Pesquisadores da Universidade de Cambridge desenvolveram uma nova técnica que usa luz em vez de produtos químicos tóxicos para alterar moléculas complexas de medicamentos. A descoberta poderia acelerar o desenvolvimento de medicamentos e tornar o processo de desenvolvimento de medicamentos mais eficiente.
Um estudo publicado em 12 de março em Síntese da naturezarepresenta o que a equipe chama de reação “anti-Friedel-Crafts”. A química tradicional da Friedel-Crafts requer produtos químicos poderosos ou catalisadores metálicos e condições laboratoriais adversas. Devido a estes requisitos, a reação geralmente ocorre nos estágios iniciais da produção do medicamento e é seguida por muitas etapas químicas adicionais para produzir o medicamento final.

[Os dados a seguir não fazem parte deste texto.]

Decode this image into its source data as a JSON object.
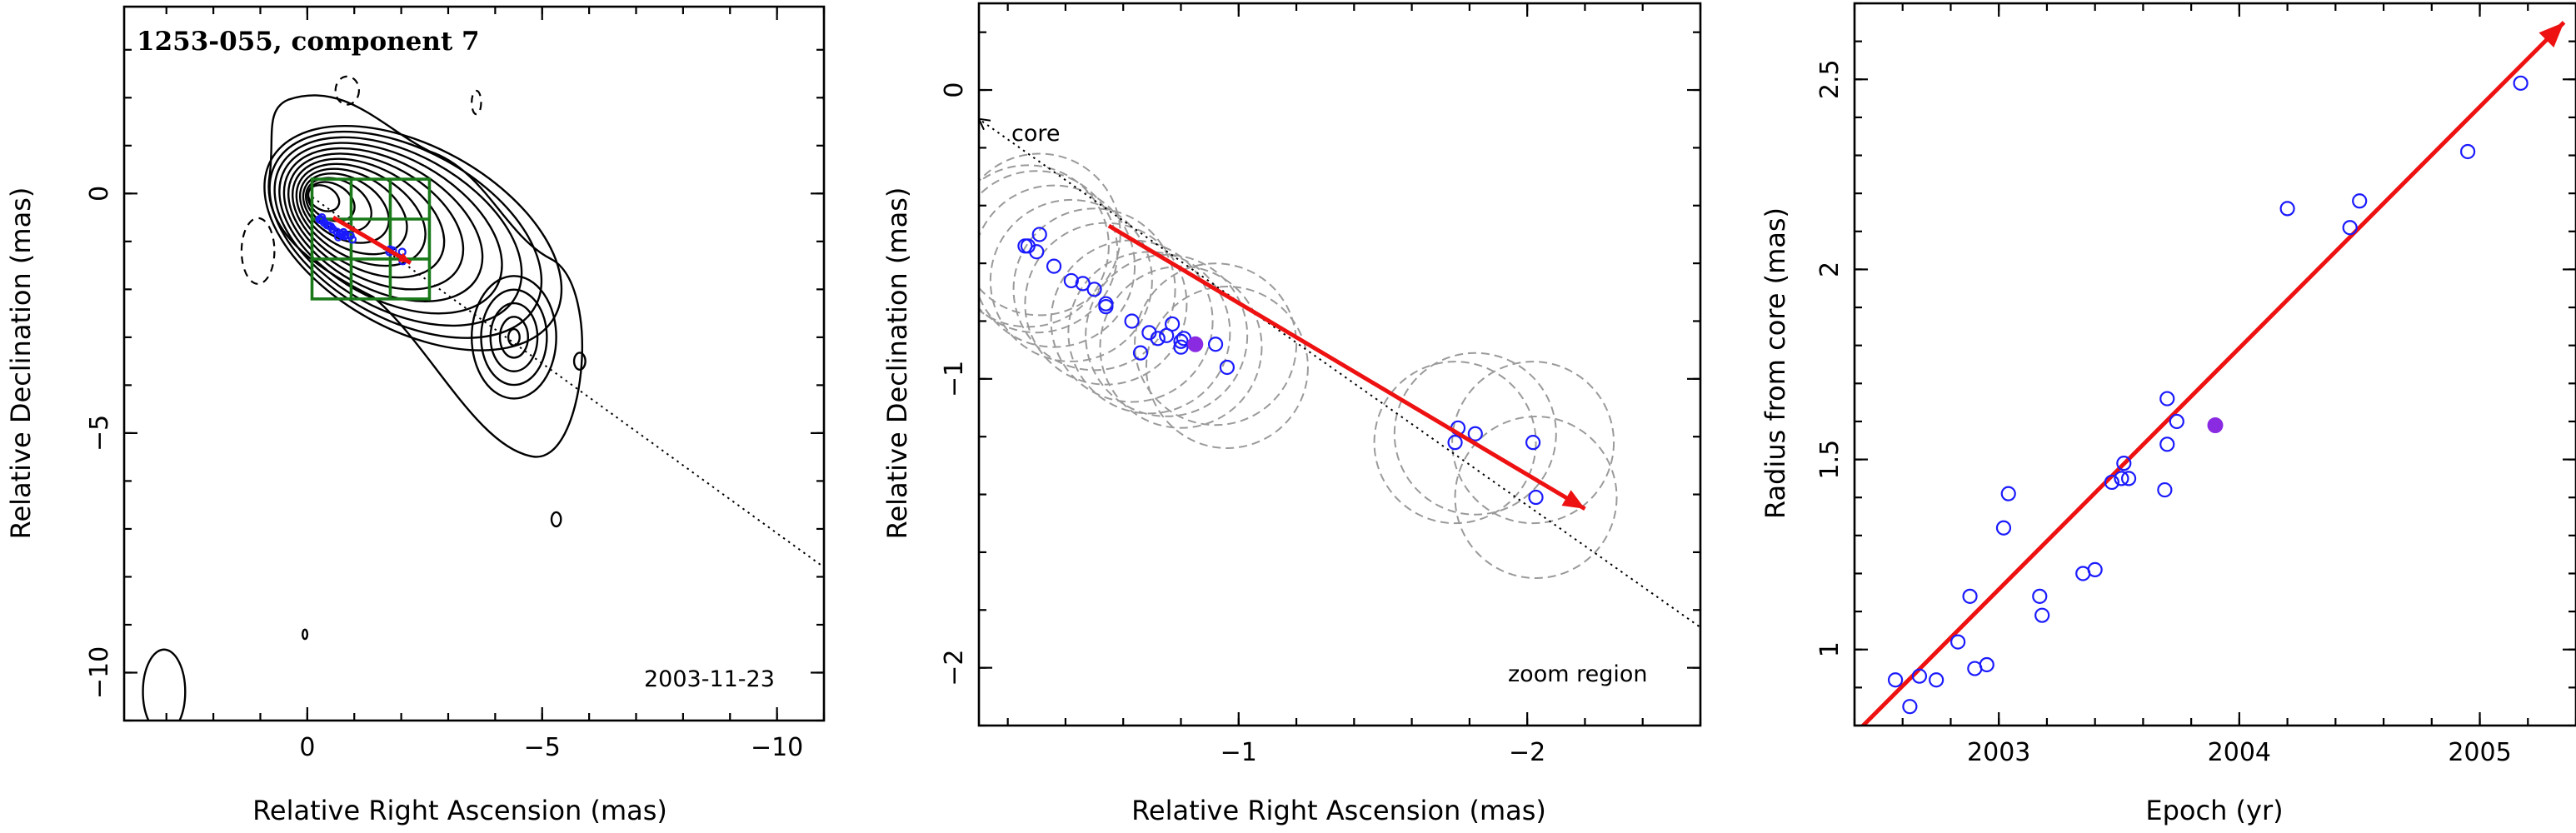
{
  "chart_data": [
    {
      "type": "scatter",
      "title": "1253-055, component 7",
      "date_label": "2003-11-23",
      "xlabel": "Relative Right Ascension (mas)",
      "ylabel": "Relative Declination (mas)",
      "xlim": [
        3.9,
        -11
      ],
      "ylim": [
        -11,
        3.9
      ],
      "xticks": [
        0,
        -5,
        -10
      ],
      "xtick_labels": [
        "0",
        "−5",
        "−10"
      ],
      "yticks": [
        0,
        -5,
        -10
      ],
      "ytick_labels": [
        "0",
        "−5",
        "−10"
      ],
      "contour_peak": [
        0,
        0
      ],
      "secondary_peak": [
        -4.4,
        -3.0
      ],
      "zoom_box": {
        "ra": [
          -0.1,
          -2.6
        ],
        "dec": [
          -2.2,
          0.3
        ]
      },
      "trajectory": {
        "from": [
          0,
          0
        ],
        "to": [
          -11,
          -7.8
        ]
      },
      "vector": {
        "from": [
          -0.55,
          -0.5
        ],
        "to": [
          -2.2,
          -1.45
        ]
      }
    },
    {
      "type": "scatter",
      "xlabel": "Relative Right Ascension (mas)",
      "ylabel": "Relative Declination (mas)",
      "annotation_core": "core",
      "annotation_zoom": "zoom region",
      "xlim": [
        -0.1,
        -2.6
      ],
      "ylim": [
        -2.2,
        0.3
      ],
      "xticks": [
        -1,
        -2
      ],
      "xtick_labels": [
        "−1",
        "−2"
      ],
      "yticks": [
        0,
        -1,
        -2
      ],
      "ytick_labels": [
        "0",
        "−1",
        "−2"
      ],
      "positions_x": [
        -0.31,
        -0.27,
        -0.26,
        -0.3,
        -0.36,
        -0.42,
        -0.46,
        -0.5,
        -0.54,
        -0.54,
        -0.63,
        -0.66,
        -0.69,
        -0.72,
        -0.75,
        -0.77,
        -0.8,
        -0.92,
        -0.8,
        -0.96,
        -1.75,
        -1.82,
        -2.02,
        -2.03,
        -1.76,
        -0.81
      ],
      "positions_y": [
        -0.5,
        -0.54,
        -0.54,
        -0.56,
        -0.61,
        -0.66,
        -0.67,
        -0.69,
        -0.74,
        -0.75,
        -0.8,
        -0.91,
        -0.84,
        -0.86,
        -0.85,
        -0.81,
        -0.89,
        -0.88,
        -0.87,
        -0.96,
        -1.22,
        -1.19,
        -1.22,
        -1.41,
        -1.17,
        -0.86
      ],
      "highlight_point": [
        -0.85,
        -0.88
      ],
      "uncertainty_circles_x": [
        -0.31,
        -0.27,
        -0.3,
        -0.36,
        -0.42,
        -0.5,
        -0.54,
        -0.63,
        -0.69,
        -0.75,
        -0.8,
        -0.92,
        -0.96,
        -1.75,
        -1.82,
        -2.02,
        -2.03
      ],
      "uncertainty_circles_y": [
        -0.5,
        -0.54,
        -0.56,
        -0.61,
        -0.66,
        -0.69,
        -0.74,
        -0.8,
        -0.84,
        -0.85,
        -0.89,
        -0.88,
        -0.96,
        -1.22,
        -1.19,
        -1.22,
        -1.41
      ],
      "uncertainty_radius": 0.28,
      "trajectory": {
        "from": [
          -0.1,
          -0.1
        ],
        "to": [
          -2.6,
          -1.86
        ]
      },
      "vector": {
        "from": [
          -0.55,
          -0.47
        ],
        "to": [
          -2.2,
          -1.45
        ]
      }
    },
    {
      "type": "scatter",
      "xlabel": "Epoch (yr)",
      "ylabel": "Radius from core (mas)",
      "xlim": [
        2002.4,
        2005.4
      ],
      "ylim": [
        0.8,
        2.7
      ],
      "xticks": [
        2003,
        2004,
        2005
      ],
      "xtick_labels": [
        "2003",
        "2004",
        "2005"
      ],
      "yticks": [
        1,
        1.5,
        2,
        2.5
      ],
      "ytick_labels": [
        "1",
        "1.5",
        "2",
        "2.5"
      ],
      "epochs": [
        2002.57,
        2002.63,
        2002.67,
        2002.74,
        2002.83,
        2002.88,
        2002.9,
        2002.95,
        2003.02,
        2003.04,
        2003.17,
        2003.18,
        2003.35,
        2003.4,
        2003.47,
        2003.51,
        2003.52,
        2003.54,
        2003.69,
        2003.7,
        2003.7,
        2003.74,
        2004.2,
        2004.46,
        2004.5,
        2004.95,
        2005.17
      ],
      "radii": [
        0.92,
        0.85,
        0.93,
        0.92,
        1.02,
        1.14,
        0.95,
        0.96,
        1.32,
        1.41,
        1.14,
        1.09,
        1.2,
        1.21,
        1.44,
        1.45,
        1.49,
        1.45,
        1.42,
        1.54,
        1.66,
        1.6,
        2.16,
        2.11,
        2.18,
        2.31,
        2.49
      ],
      "highlight_point": [
        2003.9,
        1.59
      ],
      "fit_line": {
        "from": [
          2002.42,
          0.79
        ],
        "to": [
          2005.35,
          2.65
        ]
      }
    }
  ],
  "colors": {
    "contour": "#000000",
    "zoom_box": "#1a7a1a",
    "points": "#1a1aff",
    "highlight": "#8a2be2",
    "vector": "#ee1111",
    "uncertainty": "#9a9a9a"
  }
}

O novo método de Cambridge inverte este processo, permitindo aos investigadores fazer alterações nas moléculas dos medicamentos em fases posteriores de desenvolvimento.
A reação no LED forma ligações químicas importantes
Em vez de depender de catalisadores de metais pesados, a reação é ativada por uma lâmpada LED à temperatura ambiente. Quando a luz desencadeia uma reação, ela desencadeia um processo em cadeia autossustentável que forma ligações carbono-carbono sob condições amenas, sem reagentes tóxicos ou caros.
Em termos práticos, esta abordagem permite que os químicos estabeleçam moléculas complexas no final do processo de desenvolvimento de medicamentos, em vez de desmontá-las e reconstruí-las aos poucos – algo que de outra forma poderia levar meses.
“Encontramos uma nova maneira de fazer alterações precisas em moléculas complexas de medicamentos, especialmente aquelas que foram excepcionalmente difíceis de modificar no passado”, disse David Wahy, primeiro autor e Ph.D. no St.
“Os cientistas podem passar meses reconstruindo grandes partes de uma molécula apenas para verificar uma pequena alteração. Agora, em vez de realizar um processo de vários passos para centenas de moléculas, os cientistas podem começar por acertá-las e fazer pequenas modificações mais tarde.”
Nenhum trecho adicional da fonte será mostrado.